Она увидела его в последний раз. Вернее, не его самого, а руку, в которой он держал гвоздики. Они кивали ей пушистыми головками.
«Я тебя люблю, но я не имею права, понимаешь? — послала она мысленный сигнал. — Ты должен это понять».
Гвоздики описали плавный круг и упали к ногам Муси. Их было шесть. Седьмая, догадалась она, осталась у него.
— Чудак какой-то, — комментировала Анна Герасимовна. — Знакомый?
— Выпили шампанского, поговорили… Он совсем ребенок.
— Оно и видно. — Анна Герасимовна испытующе посмотрела на Мусю. — Похорошела до неприличия. Наверное, все мужики перед тобой на цыпочках бегают.
— Ну, не все, конечно. — Муся вспомнила потные похотливые физиономии посетителей ночного клуба, в котором она работала, и поморщилась от отвращения. — На работе меня в основном окружают женщины и дети.
— Не могли позавчера тебя отпустить. Бедняжка! Новый год в поезде встречала. Ну ничего, сегодня придут обе Настены, и мы закатим праздничный обед.
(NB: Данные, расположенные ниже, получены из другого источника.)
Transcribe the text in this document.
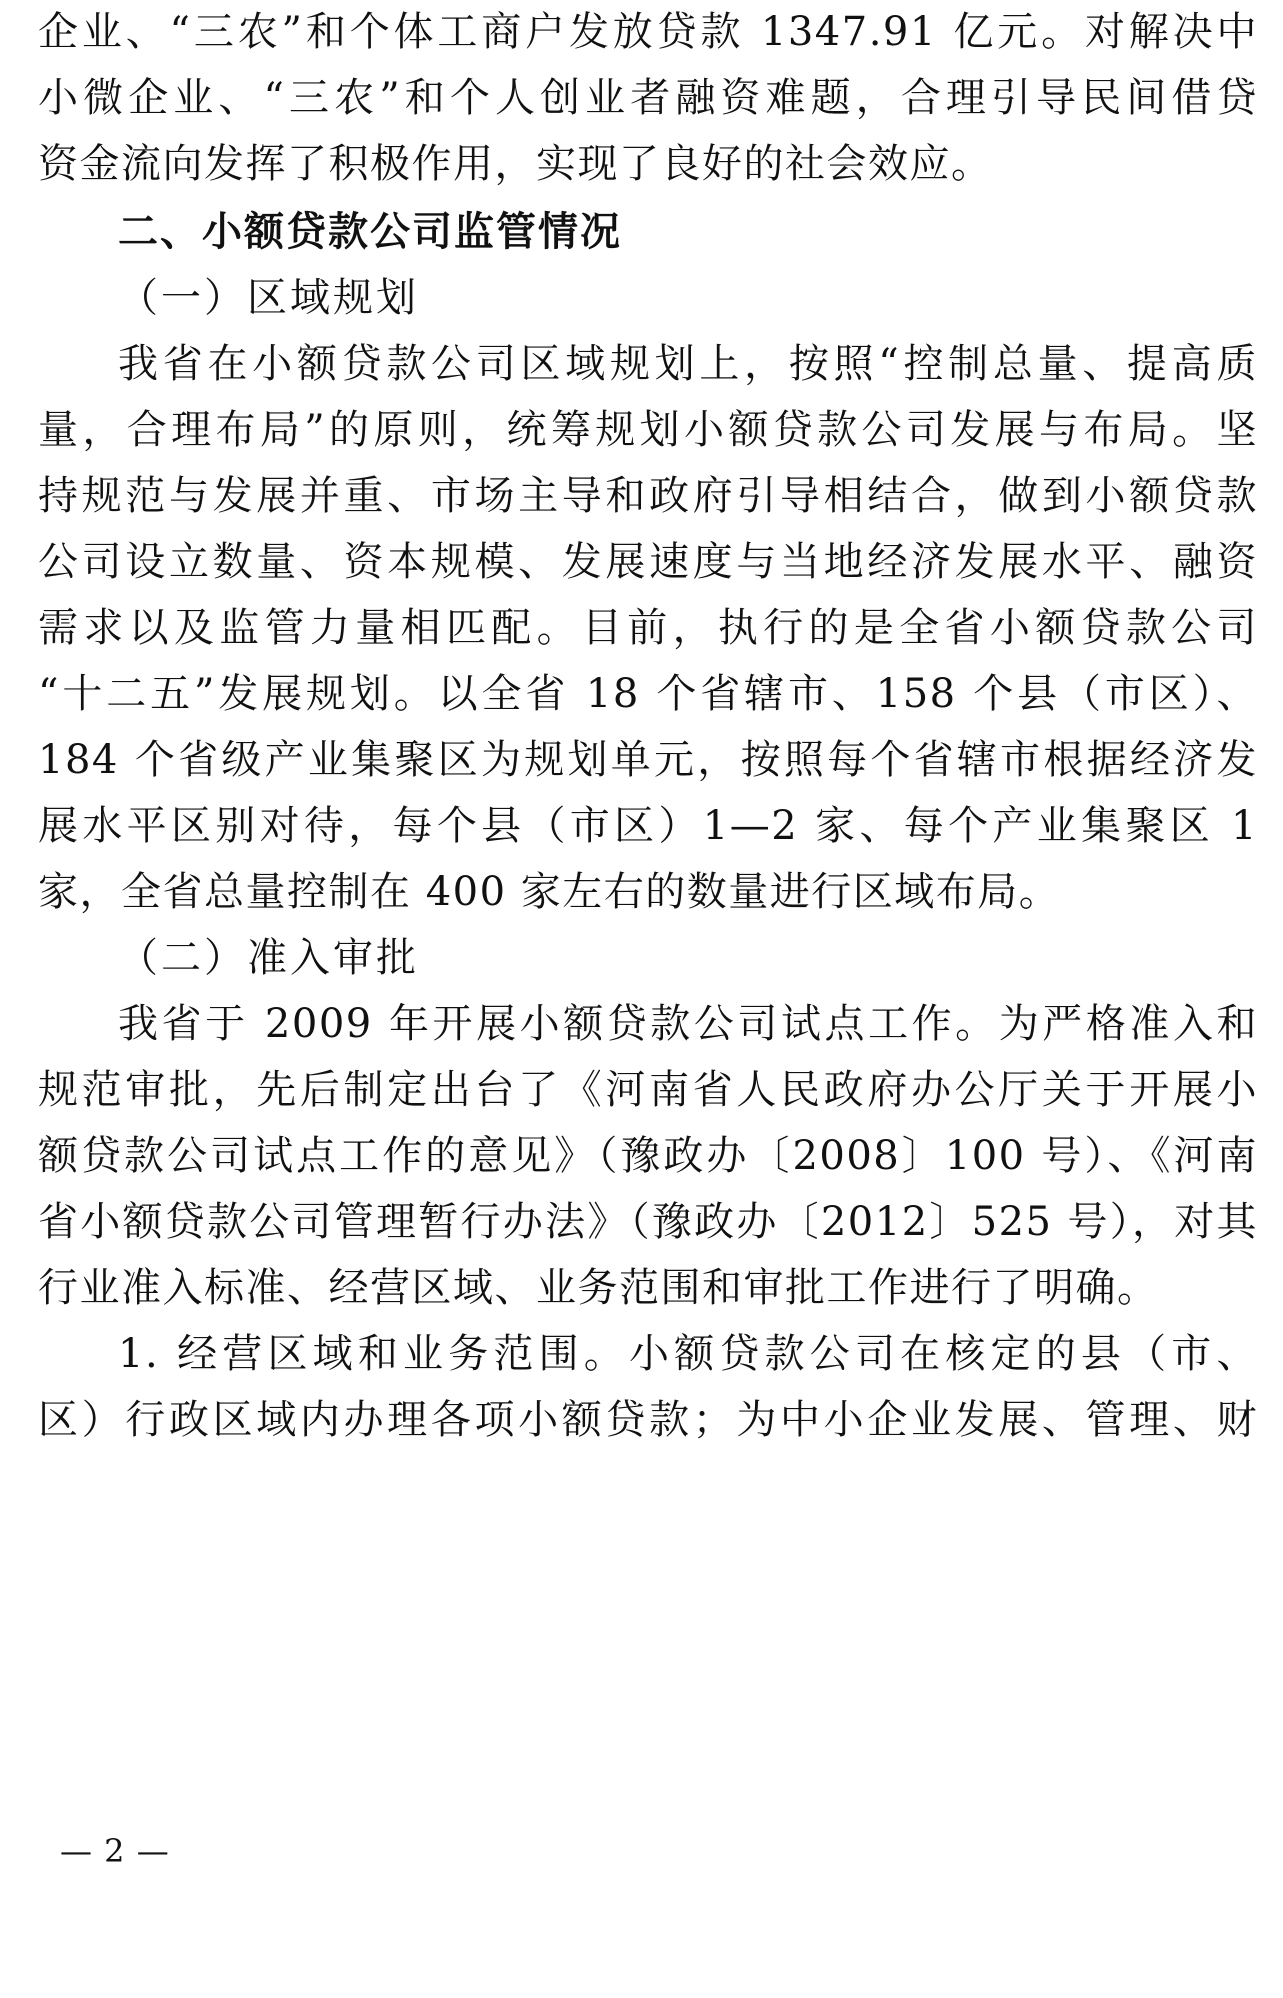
企业、“三农”和个体工商户发放贷款 1347.91 亿元。对解决中
小微企业、“三农”和个人创业者融资难题，合理引导民间借贷
资金流向发挥了积极作用，实现了良好的社会效应。
二、小额贷款公司监管情况
（一）区域规划
我省在小额贷款公司区域规划上，按照“控制总量、提高质
量，合理布局”的原则，统筹规划小额贷款公司发展与布局。坚
持规范与发展并重、市场主导和政府引导相结合，做到小额贷款
公司设立数量、资本规模、发展速度与当地经济发展水平、融资
需求以及监管力量相匹配。目前，执行的是全省小额贷款公司
“十二五”发展规划。以全省 18 个省辖市、158 个县（市区）、
184 个省级产业集聚区为规划单元，按照每个省辖市根据经济发
展水平区别对待，每个县（市区）1—2 家、每个产业集聚区 1
家，全省总量控制在 400 家左右的数量进行区域布局。
（二）准入审批
我省于 2009 年开展小额贷款公司试点工作。为严格准入和
规范审批，先后制定出台了《河南省人民政府办公厅关于开展小
额贷款公司试点工作的意见》（豫政办〔2008〕100 号）、《河南
省小额贷款公司管理暂行办法》（豫政办〔2012〕525 号），对其
行业准入标准、经营区域、业务范围和审批工作进行了明确。
1. 经营区域和业务范围。小额贷款公司在核定的县（市、
区）行政区域内办理各项小额贷款；为中小企业发展、管理、财
— 2 —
Мать уже испекла кулебяку с грибами и расстегаи с визигой.
Поезд мигнул напоследок красными фонариками тормозных огней и скрылся в морозной дымке. Муся сгорбилась, надела поглубже меховой капор. Впервые за последние одиннадцать лет она не испытывала радости, ступив на Ванькину территорию, как она называла мысленно N. Наоборот, ее сердце было полно печали.
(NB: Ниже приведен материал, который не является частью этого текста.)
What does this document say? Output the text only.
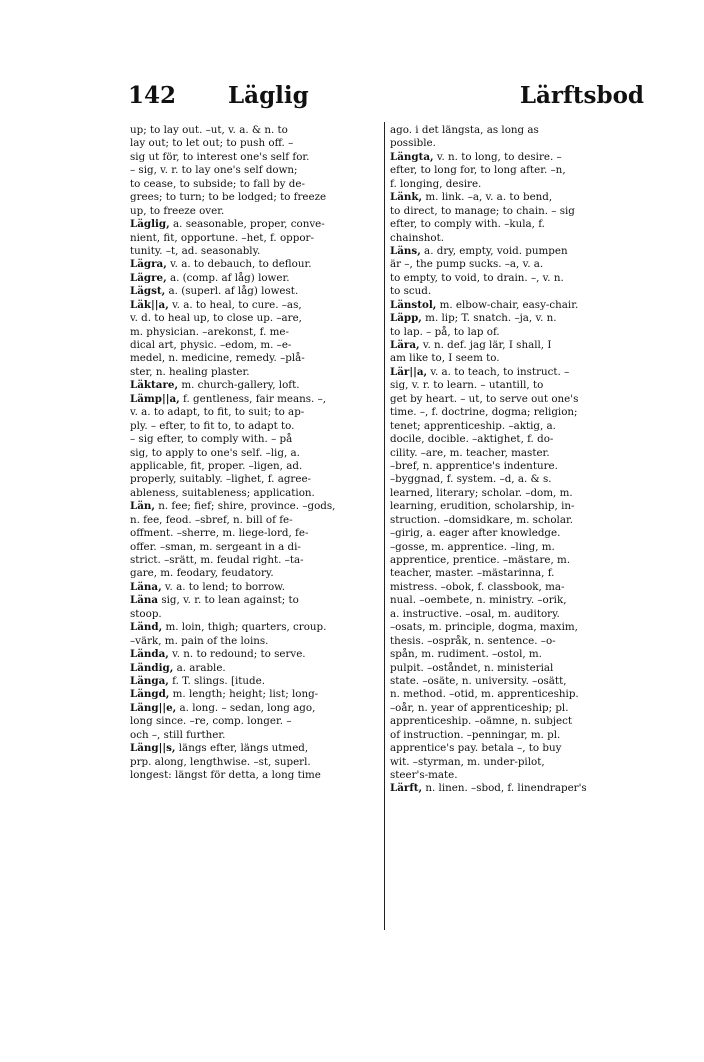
142 Läglig	Lärftsbod
up; to lay out. –ut, v. a. & n. to
lay out; to let out; to push off. –
sig ut för, to interest one's self for.
– sig, v. r. to lay one's self down;
to cease, to subside; to fall by de-
grees; to turn; to be lodged; to freeze
up, to freeze over.
Läglig, a. seasonable, proper, conve-
nient, fit, opportune. –het, f. oppor-
tunity. –t, ad. seasonably.
Lägra, v. a. to debauch, to deflour.
Lägre, a. (comp. af låg) lower.
Lägst, a. (superl. af låg) lowest.
Läk||a, v. a. to heal, to cure. –as,
v. d. to heal up, to close up. –are,
m. physician. –arekonst, f. me-
dical art, physic. –edom, m. –e-
medel, n. medicine, remedy. –plå-
ster, n. healing plaster.
Läktare, m. church-gallery, loft.
Lämp||a, f. gentleness, fair means. –,
v. a. to adapt, to fit, to suit; to ap-
ply. – efter, to fit to, to adapt to.
– sig efter, to comply with. – på
sig, to apply to one's self. –lig, a.
applicable, fit, proper. –ligen, ad.
properly, suitably. –lighet, f. agree-
ableness, suitableness; application.
Län, n. fee; fief; shire, province. –gods,
n. fee, feod. –sbref, n. bill of fe-
offment. –sherre, m. liege-lord, fe-
offer. –sman, m. sergeant in a di-
strict. –srätt, m. feudal right. –ta-
gare, m. feodary, feudatory.
Läna, v. a. to lend; to borrow.
Läna sig, v. r. to lean against; to
stoop.
Länd, m. loin, thigh; quarters, croup.
–värk, m. pain of the loins.
Lända, v. n. to redound; to serve.
Ländig, a. arable.
Länga, f. T. slings. [itude.
Längd, m. length; height; list; long-
Läng||e, a. long. – sedan, long ago,
long since. –re, comp. longer. –
och –, still further.
Läng||s, längs efter, längs utmed,
prp. along, lengthwise. –st, superl.
longest: längst för detta, a long time
ago. i det längsta, as long as
possible.
Längta, v. n. to long, to desire. –
efter, to long for, to long after. –n,
f. longing, desire.
Länk, m. link. –a, v. a. to bend,
to direct, to manage; to chain. – sig
efter, to comply with. –kula, f.
chainshot.
Läns, a. dry, empty, void. pumpen
är –, the pump sucks. –a, v. a.
to empty, to void, to drain. –, v. n.
to scud.
Länstol, m. elbow-chair, easy-chair.
Läpp, m. lip; T. snatch. –ja, v. n.
to lap. – på, to lap of.
Lära, v. n. def. jag lär, I shall, I
am like to, I seem to.
Lär||a, v. a. to teach, to instruct. –
sig, v. r. to learn. – utantill, to
get by heart. – ut, to serve out one's
time. –, f. doctrine, dogma; religion;
tenet; apprenticeship. –aktig, a.
docile, docible. –aktighet, f. do-
cility. –are, m. teacher, master.
–bref, n. apprentice's indenture.
–byggnad, f. system. –d, a. & s.
learned, literary; scholar. –dom, m.
learning, erudition, scholarship, in-
struction. –domsidkare, m. scholar.
–girig, a. eager after knowledge.
–gosse, m. apprentice. –ling, m.
apprentice, prentice. –mästare, m.
teacher, master. –mästarinna, f.
mistress. –obok, f. classbook, ma-
nual. –oembete, n. ministry. –orik,
a. instructive. –osal, m. auditory.
–osats, m. principle, dogma, maxim,
thesis. –ospråk, n. sentence. –o-
spån, m. rudiment. –ostol, m.
pulpit. –oståndet, n. ministerial
state. –osäte, n. university. –osätt,
n. method. –otid, m. apprenticeship.
–oår, n. year of apprenticeship; pl.
apprenticeship. –oämne, n. subject
of instruction. –penningar, m. pl.
apprentice's pay. betala –, to buy
wit. –styrman, m. under-pilot,
steer's-mate.
Lärft, n. linen. –sbod, f. linendraper's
— Я вижу, ты очень устала. Ну да, знаю я эти детские утренники — сплошной галдеж и бестолковщина. После них нужно целый месяц в себя приходить.
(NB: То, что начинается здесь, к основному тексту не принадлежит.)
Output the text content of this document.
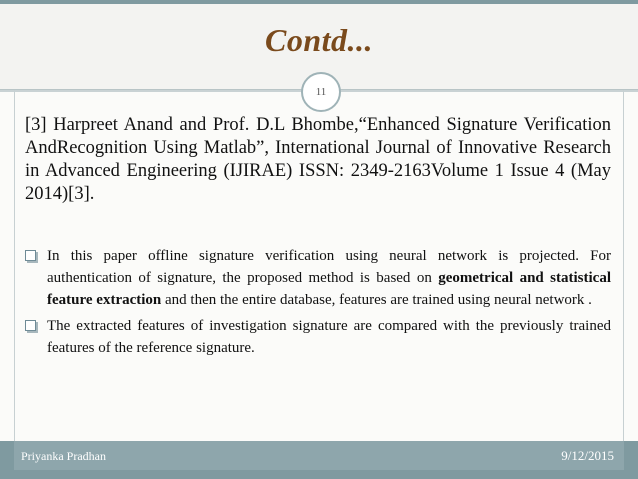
Contd...
11
[3] Harpreet Anand and Prof. D.L Bhombe,“Enhanced Signature Verification AndRecognition Using Matlab”, International Journal of Innovative Research in Advanced Engineering (IJIRAE) ISSN: 2349-2163Volume 1 Issue 4 (May 2014)[3].
In this paper offline signature verification using neural network is projected. For authentication of signature, the proposed method is based on geometrical and statistical feature extraction and then the entire database, features are trained using neural network .
The extracted features of investigation signature are compared with the previously trained features of the reference signature.
Priyanka Pradhan	9/12/2015
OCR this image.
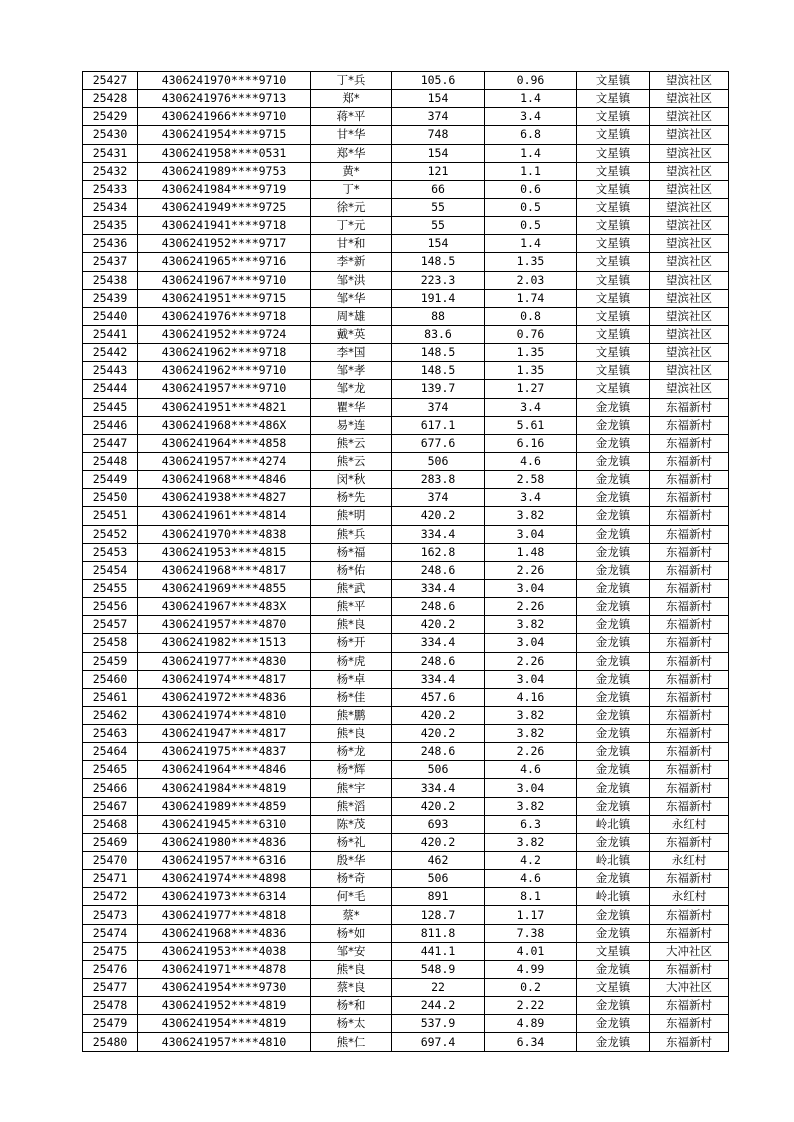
25427	4306241970****9710	丁*兵	105.6	0.96	文星镇	望滨社区
25428	4306241976****9713	郑*	154	1.4	文星镇	望滨社区
25429	4306241966****9710	蒋*平	374	3.4	文星镇	望滨社区
25430	4306241954****9715	甘*华	748	6.8	文星镇	望滨社区
25431	4306241958****0531	郑*华	154	1.4	文星镇	望滨社区
25432	4306241989****9753	黄*	121	1.1	文星镇	望滨社区
25433	4306241984****9719	丁*	66	0.6	文星镇	望滨社区
25434	4306241949****9725	徐*元	55	0.5	文星镇	望滨社区
25435	4306241941****9718	丁*元	55	0.5	文星镇	望滨社区
25436	4306241952****9717	甘*和	154	1.4	文星镇	望滨社区
25437	4306241965****9716	李*新	148.5	1.35	文星镇	望滨社区
25438	4306241967****9710	邹*洪	223.3	2.03	文星镇	望滨社区
25439	4306241951****9715	邹*华	191.4	1.74	文星镇	望滨社区
25440	4306241976****9718	周*雄	88	0.8	文星镇	望滨社区
25441	4306241952****9724	戴*英	83.6	0.76	文星镇	望滨社区
25442	4306241962****9718	李*国	148.5	1.35	文星镇	望滨社区
25443	4306241962****9710	邹*孝	148.5	1.35	文星镇	望滨社区
25444	4306241957****9710	邹*龙	139.7	1.27	文星镇	望滨社区
25445	4306241951****4821	瞿*华	374	3.4	金龙镇	东福新村
25446	4306241968****486X	易*连	617.1	5.61	金龙镇	东福新村
25447	4306241964****4858	熊*云	677.6	6.16	金龙镇	东福新村
25448	4306241957****4274	熊*云	506	4.6	金龙镇	东福新村
25449	4306241968****4846	闵*秋	283.8	2.58	金龙镇	东福新村
25450	4306241938****4827	杨*先	374	3.4	金龙镇	东福新村
25451	4306241961****4814	熊*明	420.2	3.82	金龙镇	东福新村
25452	4306241970****4838	熊*兵	334.4	3.04	金龙镇	东福新村
25453	4306241953****4815	杨*福	162.8	1.48	金龙镇	东福新村
25454	4306241968****4817	杨*佑	248.6	2.26	金龙镇	东福新村
25455	4306241969****4855	熊*武	334.4	3.04	金龙镇	东福新村
25456	4306241967****483X	熊*平	248.6	2.26	金龙镇	东福新村
25457	4306241957****4870	熊*良	420.2	3.82	金龙镇	东福新村
25458	4306241982****1513	杨*开	334.4	3.04	金龙镇	东福新村
25459	4306241977****4830	杨*虎	248.6	2.26	金龙镇	东福新村
25460	4306241974****4817	杨*卓	334.4	3.04	金龙镇	东福新村
25461	4306241972****4836	杨*佳	457.6	4.16	金龙镇	东福新村
25462	4306241974****4810	熊*鹏	420.2	3.82	金龙镇	东福新村
25463	4306241947****4817	熊*良	420.2	3.82	金龙镇	东福新村
25464	4306241975****4837	杨*龙	248.6	2.26	金龙镇	东福新村
25465	4306241964****4846	杨*辉	506	4.6	金龙镇	东福新村
25466	4306241984****4819	熊*宇	334.4	3.04	金龙镇	东福新村
25467	4306241989****4859	熊*滔	420.2	3.82	金龙镇	东福新村
25468	4306241945****6310	陈*茂	693	6.3	岭北镇	永红村
25469	4306241980****4836	杨*礼	420.2	3.82	金龙镇	东福新村
25470	4306241957****6316	殷*华	462	4.2	岭北镇	永红村
25471	4306241974****4898	杨*奇	506	4.6	金龙镇	东福新村
25472	4306241973****6314	何*毛	891	8.1	岭北镇	永红村
25473	4306241977****4818	蔡*	128.7	1.17	金龙镇	东福新村
25474	4306241968****4836	杨*如	811.8	7.38	金龙镇	东福新村
25475	4306241953****4038	邹*安	441.1	4.01	文星镇	大冲社区
25476	4306241971****4878	熊*良	548.9	4.99	金龙镇	东福新村
25477	4306241954****9730	蔡*良	22	0.2	文星镇	大冲社区
25478	4306241952****4819	杨*和	244.2	2.22	金龙镇	东福新村
25479	4306241954****4819	杨*太	537.9	4.89	金龙镇	东福新村
25480	4306241957****4810	熊*仁	697.4	6.34	金龙镇	东福新村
— Да нет, я уже в порядке. — Она села на переднее сиденье старенького «жигуленка» Волоколамовых, только сейчас разглядев, как постарел и весь словно обветшал Петр Данилович. — Вера Афанасьевна не болеет?
— Ни в коем случае. В наше время это очень разорительное удовольствие. Так что держимся, слава Богу, оба.
«Я не выдержу здесь и недели, — думала Муся, глядя на укутанные снегом, словно спящие дома справа. — И что же мне делать? Ну почему я не разрешила ему выйти в N?..»
— Ты извини меня, Манечка, но я пригласила на обед Костю Казенина. Он мне телефон оборвал — когда приедешь и так далее. По-моему, вы с ним в прошлом году славно проводили время.
«Какая я была идиотка в прошлом году, — подумала Муся. — Ну да, и неделю назад тоже. Еще вчера я была пустоголовой кретинкой. Зато было так легко жить. А теперь…»
— Он не женился? — вслух спросила она.
— Упаси Боже, Манечка. Он тут играл нам фортепьянный цикл, который посвятил тебе. Очень талантливый молодой человек, поверь мне.
— Ну и что? — вырвалось у Муси.
Анна Герасимовна глянула на нее недоуменно.
— Талант в наше трагическое время большая редкость. Костю звали делать рекламные ролики на телевидении, но он наотрез отказался. А ведь там шальные деньги. И правильно сделал, что отказался. Ну да я считаю, талант в любом случае пробьет себе дорогу.